6. 7. Abbildungsfehler
Ziel der Fotografie ist es, ein möglichst genaues
Abbild des Motivs zu schaffen. Als Hilfsmittel dienen verschiedene optische
Systeme, überwiegend Linsen (siehe Kapitel
6. 1. 2.), die bestimmten physikalischen Gesetzen unterworfen
sind.
So kann es fast keine ideale Abbildung geben, die frei
von Aberrationen1) wie beispielsweise Unschärfen (siehe Kapitel 9. 2. 5. 4. "Auflösung") oder Verzerrungen, also Abbildungsfehlern,
ist.
Die Strahlen eines Strahlenbündels, die ein optisches System durchdringen, schneiden sich entweder nicht mehr in einem Punkt, oder dieser Punkt liegt an der falschen Stelle.

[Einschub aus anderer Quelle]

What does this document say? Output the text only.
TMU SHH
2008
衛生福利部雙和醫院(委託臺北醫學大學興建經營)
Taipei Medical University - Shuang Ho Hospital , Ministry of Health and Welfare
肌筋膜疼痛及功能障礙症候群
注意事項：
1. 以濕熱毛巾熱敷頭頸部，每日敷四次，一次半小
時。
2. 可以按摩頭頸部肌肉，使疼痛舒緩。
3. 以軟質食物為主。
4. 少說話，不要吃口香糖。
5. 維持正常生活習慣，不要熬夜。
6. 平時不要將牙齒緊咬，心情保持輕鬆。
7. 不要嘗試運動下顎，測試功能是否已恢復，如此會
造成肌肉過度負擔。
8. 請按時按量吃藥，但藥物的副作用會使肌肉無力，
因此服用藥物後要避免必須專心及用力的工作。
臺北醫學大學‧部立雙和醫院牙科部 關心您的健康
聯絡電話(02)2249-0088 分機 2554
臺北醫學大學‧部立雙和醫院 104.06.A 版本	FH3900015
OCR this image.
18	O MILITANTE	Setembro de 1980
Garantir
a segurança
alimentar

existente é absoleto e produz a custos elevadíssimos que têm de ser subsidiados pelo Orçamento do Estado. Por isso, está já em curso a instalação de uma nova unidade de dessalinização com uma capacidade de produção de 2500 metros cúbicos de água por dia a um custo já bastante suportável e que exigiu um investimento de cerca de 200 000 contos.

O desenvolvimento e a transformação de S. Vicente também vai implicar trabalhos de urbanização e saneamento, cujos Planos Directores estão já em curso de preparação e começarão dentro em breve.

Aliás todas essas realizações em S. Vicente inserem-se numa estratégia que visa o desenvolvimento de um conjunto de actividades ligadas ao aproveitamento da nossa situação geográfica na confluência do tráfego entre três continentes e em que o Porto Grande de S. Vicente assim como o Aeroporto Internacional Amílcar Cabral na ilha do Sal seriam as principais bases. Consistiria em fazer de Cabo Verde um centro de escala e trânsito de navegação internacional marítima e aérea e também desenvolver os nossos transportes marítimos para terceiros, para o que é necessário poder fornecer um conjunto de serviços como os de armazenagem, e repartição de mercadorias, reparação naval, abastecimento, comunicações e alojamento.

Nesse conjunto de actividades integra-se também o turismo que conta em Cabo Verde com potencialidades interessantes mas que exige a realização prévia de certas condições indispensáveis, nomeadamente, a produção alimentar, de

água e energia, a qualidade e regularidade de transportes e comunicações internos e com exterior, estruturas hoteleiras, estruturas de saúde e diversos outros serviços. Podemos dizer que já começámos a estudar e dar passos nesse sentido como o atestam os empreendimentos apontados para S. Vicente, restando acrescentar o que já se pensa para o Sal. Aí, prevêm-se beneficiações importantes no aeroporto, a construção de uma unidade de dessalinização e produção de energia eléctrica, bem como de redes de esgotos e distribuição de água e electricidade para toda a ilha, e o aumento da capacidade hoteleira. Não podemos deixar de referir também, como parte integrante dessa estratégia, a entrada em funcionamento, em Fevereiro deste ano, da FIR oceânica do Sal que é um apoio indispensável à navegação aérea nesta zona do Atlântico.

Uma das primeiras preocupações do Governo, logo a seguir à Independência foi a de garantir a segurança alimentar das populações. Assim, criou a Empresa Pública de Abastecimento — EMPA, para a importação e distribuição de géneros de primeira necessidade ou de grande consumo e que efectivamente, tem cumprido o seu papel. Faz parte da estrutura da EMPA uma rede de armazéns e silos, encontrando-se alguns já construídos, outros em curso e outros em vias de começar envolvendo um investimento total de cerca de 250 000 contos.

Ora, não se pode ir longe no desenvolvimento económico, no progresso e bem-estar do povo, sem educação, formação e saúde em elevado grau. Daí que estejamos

Es ist möglich, Abbildungsfehler durch die Kombination mehrerer Linsen (siehe Kapitel
6. 1. 2.) aus
verschiedenen Materialien, in unterschiedlichen Formen oder den Einsatz von Spiegeln
zu reduzieren.
Abbildungsfehler überlagern sich häufig. Obendrein beeinflußt die Korrektur einer Aberration1) jede andere.
Grundsätzlich werden Abbildungsfehler für monochromes2), also Licht einer Wellenlänge, und weißes Licht, das aus allen Einzelfarben besteht, unterschieden.